Dans la nuit du 24 mai 1856, en réaction au saccage du village pro-abolitionniste de Lawrence par des esclavagistes,  lui et ses compagnons tuent 5 hommes du parti adverse sous le prétexte qu’ils auraient proféré des menaces, un évènement connu aujourd’hui comme le massacre de Pottawatomie. Le 2 juin suivant, ils affrontent avec des armes des membres du parti pro-esclavagiste ayant capturé deux de ses fils, lors de la bataille de Black Jack, au terme de laquelle Brown fait prisonnier les partisans esclavagistes, qu’il n’accepte de délivrer qu’en échange de ses fils, avant de quitter le Kansas quelques temps plus tard.

John Steuart Curry (1897-1946), Tragic Prelude, 1938, huile et tempera, fresque ornant le Capitole de l'État du Kansas et représentant John Brown durant les évènement du Bleeding Kansas.
John Steuart Curry (1897-1946), Tragic Prelude, 1938, huile et tempera, fresque ornant le Capitole de l’État du Kansas et représentant John Brown durant les évènement du Bleeding Kansas.
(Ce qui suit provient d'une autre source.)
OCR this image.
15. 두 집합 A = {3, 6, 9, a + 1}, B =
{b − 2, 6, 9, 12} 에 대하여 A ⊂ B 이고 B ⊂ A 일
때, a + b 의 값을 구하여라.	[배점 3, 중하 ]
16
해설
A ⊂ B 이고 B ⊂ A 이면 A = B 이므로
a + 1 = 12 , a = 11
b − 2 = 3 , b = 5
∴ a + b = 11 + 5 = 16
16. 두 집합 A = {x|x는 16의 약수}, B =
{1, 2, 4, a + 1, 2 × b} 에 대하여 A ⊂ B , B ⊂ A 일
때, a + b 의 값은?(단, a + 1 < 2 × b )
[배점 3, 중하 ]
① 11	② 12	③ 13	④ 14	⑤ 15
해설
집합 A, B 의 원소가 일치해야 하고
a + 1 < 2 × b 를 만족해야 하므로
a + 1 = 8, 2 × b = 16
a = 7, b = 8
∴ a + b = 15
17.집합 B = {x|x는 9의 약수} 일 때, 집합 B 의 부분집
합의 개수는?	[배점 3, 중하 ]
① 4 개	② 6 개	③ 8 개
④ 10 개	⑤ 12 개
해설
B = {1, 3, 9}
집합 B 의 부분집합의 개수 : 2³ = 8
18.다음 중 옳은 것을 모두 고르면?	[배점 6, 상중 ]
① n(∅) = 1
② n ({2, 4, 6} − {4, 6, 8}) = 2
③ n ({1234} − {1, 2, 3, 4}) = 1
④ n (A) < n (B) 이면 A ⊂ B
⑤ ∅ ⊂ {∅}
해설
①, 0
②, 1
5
Néanmoins, John Brown préparait une autre action coup de poing visant cette fois-ci à s’attaquer directement à l’armée d’un des plus puissants Etats esclavagistes : la Virginie. Il s’allie à l’autre célèbre abolitionniste de cette époque, l’ancien esclave Frederick Douglass, et au groupe secret des Six qui lui offrent des financements. Le 16 octobre 1859, John Brown s’empare avec un commando de 21 hommes, 16 blancs et 5 noirs, de l’arsenal fédéral de Harper Ferry situé en Virginie. Il espérait pouvoir armer des esclaves noirs et déclencher une rébellion, mais ses plans échouent car, après avoir attendu toute la nuit, aucun esclave ne se mobilise, et ses hommes sont pratiquement tous tués ou capturés par les marines du général Lee, qui devait plus tard prendre la tête de l’armée confédérée lors de la Guerre de Sécession. Egalement, capturé, John Brown est jugé dans un procès expéditif à peine deux semaines plus tard, et condamné à la pendaison. En France, où l’esclavage a été aboli en 1848, Victor Hugo, connu pour ses positions humanistes et ses engagements sociaux,  prit sa défense dans un célèbre plaidoyer qu’il publia sous forme de lettre, et dans lequel il  n’hésite pas à le qualifier de « martyr ».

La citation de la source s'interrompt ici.